In addition, and more important for present purposes, act utilitarian appeals to amplifying effects responses fail to explain why one should make the effort to address the problem even if others are not (or are not likely) to do so. Act utilitarianism, since it evaluates discreet actions indexed to a particular time, place, and context, is not able to decouple the rightness of action from what others are doing (or are likely to do). If act evaluation is not indexed to the actual world or possible worlds relevantly similar to the actual world, act utilitarianism sacrifices its intuitive plausibility, which rests on the idea that the right action is the one that would bring about the best consequences of those available to the agent at this time and place. It is for this reason, i.e., that rightness of action is tied to what others do or are likely to do, that act utilitarianism does not support well several of the duty-oriented responses to the problem of inconsequentialism, e.g., that one should do one’s fair share even if others do not do theirs. On act utilitarianism, what one agent ought to do often heavily depends on what other agents are doing (or are likely to do). This limitation suggests an additional feature that a normative theory well resourced for addressing the problem of inconsequentialism will have:

  1. (5)

    That evaluation of an agent’s actions is not overly contingent on the actions of others.

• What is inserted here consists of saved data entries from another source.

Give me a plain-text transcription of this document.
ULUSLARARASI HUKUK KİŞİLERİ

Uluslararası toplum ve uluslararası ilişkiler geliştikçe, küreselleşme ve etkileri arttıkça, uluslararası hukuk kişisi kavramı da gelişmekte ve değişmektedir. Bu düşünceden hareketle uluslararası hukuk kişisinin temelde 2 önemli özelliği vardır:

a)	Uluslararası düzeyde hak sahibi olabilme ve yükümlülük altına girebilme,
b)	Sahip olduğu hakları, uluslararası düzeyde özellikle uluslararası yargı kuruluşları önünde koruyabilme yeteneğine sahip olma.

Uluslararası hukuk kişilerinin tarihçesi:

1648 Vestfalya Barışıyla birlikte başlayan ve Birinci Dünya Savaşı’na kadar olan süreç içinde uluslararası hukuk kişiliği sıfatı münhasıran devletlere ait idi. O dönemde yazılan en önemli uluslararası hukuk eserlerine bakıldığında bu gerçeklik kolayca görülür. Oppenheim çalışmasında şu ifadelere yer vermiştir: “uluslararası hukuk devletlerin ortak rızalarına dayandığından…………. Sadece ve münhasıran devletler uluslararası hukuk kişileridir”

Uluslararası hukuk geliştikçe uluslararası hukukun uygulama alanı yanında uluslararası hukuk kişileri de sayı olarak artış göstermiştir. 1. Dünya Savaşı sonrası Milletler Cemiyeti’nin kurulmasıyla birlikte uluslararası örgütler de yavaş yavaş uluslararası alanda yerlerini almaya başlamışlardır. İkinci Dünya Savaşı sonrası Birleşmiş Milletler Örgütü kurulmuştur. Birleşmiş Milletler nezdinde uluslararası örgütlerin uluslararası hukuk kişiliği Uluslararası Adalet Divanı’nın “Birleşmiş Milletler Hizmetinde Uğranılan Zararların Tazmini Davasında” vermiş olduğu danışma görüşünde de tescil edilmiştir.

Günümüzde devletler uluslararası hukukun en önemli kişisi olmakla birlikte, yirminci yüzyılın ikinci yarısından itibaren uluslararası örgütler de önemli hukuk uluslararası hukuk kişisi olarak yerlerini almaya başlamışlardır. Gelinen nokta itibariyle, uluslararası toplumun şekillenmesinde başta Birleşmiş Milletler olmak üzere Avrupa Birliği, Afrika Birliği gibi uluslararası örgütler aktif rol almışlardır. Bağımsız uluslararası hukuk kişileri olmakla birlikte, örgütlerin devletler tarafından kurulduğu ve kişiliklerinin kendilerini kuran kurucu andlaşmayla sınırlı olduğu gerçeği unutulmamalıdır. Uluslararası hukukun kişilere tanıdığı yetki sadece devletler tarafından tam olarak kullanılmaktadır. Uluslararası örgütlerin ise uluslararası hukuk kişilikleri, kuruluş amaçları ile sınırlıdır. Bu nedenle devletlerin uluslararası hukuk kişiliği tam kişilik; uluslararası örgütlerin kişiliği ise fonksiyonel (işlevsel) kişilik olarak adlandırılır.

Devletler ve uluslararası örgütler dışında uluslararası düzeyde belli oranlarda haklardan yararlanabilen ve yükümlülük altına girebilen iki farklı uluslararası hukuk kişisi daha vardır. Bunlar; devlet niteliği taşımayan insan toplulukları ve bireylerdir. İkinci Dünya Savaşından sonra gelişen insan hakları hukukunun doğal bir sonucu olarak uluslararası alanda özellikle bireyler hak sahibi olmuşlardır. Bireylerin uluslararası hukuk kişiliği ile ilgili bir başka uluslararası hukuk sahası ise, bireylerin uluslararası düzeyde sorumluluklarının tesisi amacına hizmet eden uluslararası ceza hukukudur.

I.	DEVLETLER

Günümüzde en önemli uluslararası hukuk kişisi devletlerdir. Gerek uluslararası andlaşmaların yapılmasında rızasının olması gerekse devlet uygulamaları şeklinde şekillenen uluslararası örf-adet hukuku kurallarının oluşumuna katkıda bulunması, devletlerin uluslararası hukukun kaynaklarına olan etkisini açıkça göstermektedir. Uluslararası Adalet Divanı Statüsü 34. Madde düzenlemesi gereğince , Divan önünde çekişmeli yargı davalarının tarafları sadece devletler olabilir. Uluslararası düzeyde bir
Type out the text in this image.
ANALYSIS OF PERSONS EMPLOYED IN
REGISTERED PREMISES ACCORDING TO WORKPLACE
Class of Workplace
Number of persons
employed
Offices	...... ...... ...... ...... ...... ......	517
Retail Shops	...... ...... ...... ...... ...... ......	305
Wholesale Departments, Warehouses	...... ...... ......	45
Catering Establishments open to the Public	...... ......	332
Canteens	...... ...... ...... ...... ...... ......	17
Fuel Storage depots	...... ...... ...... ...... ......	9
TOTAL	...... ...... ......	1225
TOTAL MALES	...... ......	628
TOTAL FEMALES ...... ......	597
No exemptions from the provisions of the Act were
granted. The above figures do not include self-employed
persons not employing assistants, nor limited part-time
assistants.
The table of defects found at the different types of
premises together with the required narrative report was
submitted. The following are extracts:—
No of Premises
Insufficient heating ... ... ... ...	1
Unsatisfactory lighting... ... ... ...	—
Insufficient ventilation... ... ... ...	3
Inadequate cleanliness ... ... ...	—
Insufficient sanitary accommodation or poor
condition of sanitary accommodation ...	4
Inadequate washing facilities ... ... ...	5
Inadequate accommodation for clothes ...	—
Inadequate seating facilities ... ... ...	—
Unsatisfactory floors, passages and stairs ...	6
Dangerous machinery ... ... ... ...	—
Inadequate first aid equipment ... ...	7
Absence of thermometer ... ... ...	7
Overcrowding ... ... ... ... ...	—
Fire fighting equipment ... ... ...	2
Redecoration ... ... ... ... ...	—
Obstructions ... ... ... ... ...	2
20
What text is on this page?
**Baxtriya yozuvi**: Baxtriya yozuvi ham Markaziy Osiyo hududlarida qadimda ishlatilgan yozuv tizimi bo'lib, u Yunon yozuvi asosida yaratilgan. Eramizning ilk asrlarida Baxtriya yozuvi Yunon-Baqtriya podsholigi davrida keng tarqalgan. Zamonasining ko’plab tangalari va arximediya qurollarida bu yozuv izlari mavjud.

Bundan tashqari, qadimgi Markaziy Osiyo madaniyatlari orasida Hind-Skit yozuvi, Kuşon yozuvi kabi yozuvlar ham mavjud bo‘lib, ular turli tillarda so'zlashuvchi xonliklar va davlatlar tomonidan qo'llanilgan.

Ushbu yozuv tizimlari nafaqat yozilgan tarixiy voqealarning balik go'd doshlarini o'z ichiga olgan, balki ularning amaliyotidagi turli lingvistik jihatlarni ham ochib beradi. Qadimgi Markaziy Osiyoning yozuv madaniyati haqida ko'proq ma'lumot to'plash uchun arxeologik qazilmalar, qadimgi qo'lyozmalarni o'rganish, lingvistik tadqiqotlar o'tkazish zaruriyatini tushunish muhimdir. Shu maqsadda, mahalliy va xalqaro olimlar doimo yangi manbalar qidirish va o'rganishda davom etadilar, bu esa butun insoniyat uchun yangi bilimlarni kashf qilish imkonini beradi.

There are three primary ways that an advocate of act utilitarianism might respond to the set of criticisms presented above. First, she might argue that it is not a criterion of adequacy for an environmental ethic that it provides normative resources to respond effectively to the problem of inconsequentialism.Footnote 5 Second, she might argue that some or all of the features identified in this section as conducive to an ethical theory’s capacity to respond to the problem of inconsequentialism are not needed. Third, she might argue that some version of act utilitarianism can exhibit some or all of the features. I have already addressed the first and second of these responses by providing reasons for believing it is an adequacy criterion and that the features identified are crucial to meeting it. With respect to the third response, it may be that a sufficiently sophisticated version of act utilitarianism can exhibit the features. However, such an act utilitarianism would be (in the terminology of this article) a virtue-oriented form of act utilitarianism. Therefore, it would not belie the central argument of this article, which aims to show that virtue-oriented ethical theory, regardless of the basic theoretical construct out of which it is developed, is particularly well resourced for responding to the problem of inconsequentialism. The target of the arguments in this section is non-virtue-oriented forms of act utilitarianism.

Kantian Ethics

Kantian ethics appears less susceptible to the problem of inconsequentialism, since it evaluates actions on the basis of their maxims (i.e., principles from which they are performed or that they express), rather than on the basis of what they bring about. The fact that an agent’s actions might be inconsequential in resolving (or creating) an environmental problem is, therefore, not material to the evaluation of the action. It is one’s duty to act on appropriate maxims, those that conform to the moral law, i.e., that can be consistently willed to be universal law and that do not treat something with inherent worth as a means only and not an end in itself, without regard to the consequences (or lack thereof) of an act (Kant 1997). In this way, Kantian ethics appears to reject the sort of reasoning that gives rise to the problem of inconsequentialism.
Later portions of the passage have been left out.